Die gegenwärtige Besatzung der Station Tiangong 1, Nie Haisheng, Zhang Yiaoguang und Wang Yaping, verlebt mittlerweile ihren zweiten Tag an Bord der Station und ist vollauf beschäftigt. Insgesamt stehen 30 Experimente auf dem Programm, wovon die meisten den Gesundheitszustand der Besatzung bzw. Veränderungen im Organismus, welche durch die Schwerelosigkeit hervorgerufen werden, oder technische Erprobungen zum Gegenstand haben. Zweimal wird zudem eine Unterrichtsstunde aus dem All übertragen. Dabei soll u.a. gezeigt werden, wie sich Flüssigkeiten in der Schwerelosigkeit verhalten und wie man im All auf einem Ergometer trainiert.
Zunächst hatte man einige kleinere Umbauten in der Station vorgenommen. So wurde ein neuer Schlafsack mitgebracht und die bisher stoffartige, flexible Flurbespannung durch festere Auflagen aus einem speziellen Papiergeflecht ersetzt. Außerdem wurden erste medizinische Untersuchungen durchgeführt. Dazu verfügt die Station über Blutdruckmessgerät, EKG- und weitere Technik, darunter auch einen elektrischen neuromuskularen Stimulator, der die Muskeln mit Stromimpulsen zum Zucken bringt. Zur körperlichen Ertüchtigung gibt es auf der Station zudem ein Fahrrad-Ergometer und Expander. Wasser, Verpflegung und Bekleidung hatte man im Umfang von etwa 300 kg an Bord des Raumschiffes mitgebracht.
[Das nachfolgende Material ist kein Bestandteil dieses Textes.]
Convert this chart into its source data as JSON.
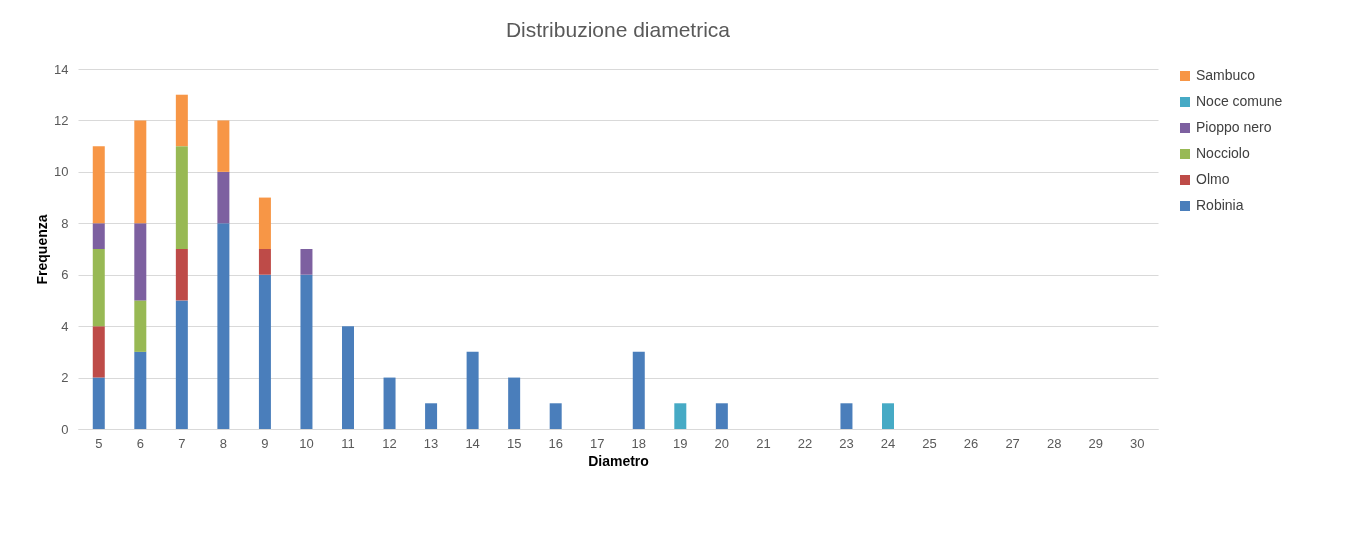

Beim Anflug an die Station sollte ein neuer Pfad versucht werden, wie er für die Kopplung eines kleinen Raumfahrzeugs mit einer größeren Station angewendet werden würde. Dabei sollte das Raumschiff bei der Annäherung nicht in gleicher Höhe sondern von unten anfliegen. Ob dieses Manöver auch so durchgeführt wurde, ist allerdings noch nicht bekannt gegeben worden.
Die Besatzung soll insgesamt 12 Tage an Bord der Station leben und arbeiten, dabei wird es erstmals ausgewiesene Freizeit zur Erholung geben. Nach insgesamt 15 Tagen im All soll die Landekapsel von Shenzhou 10 zur Erde zurückkehren.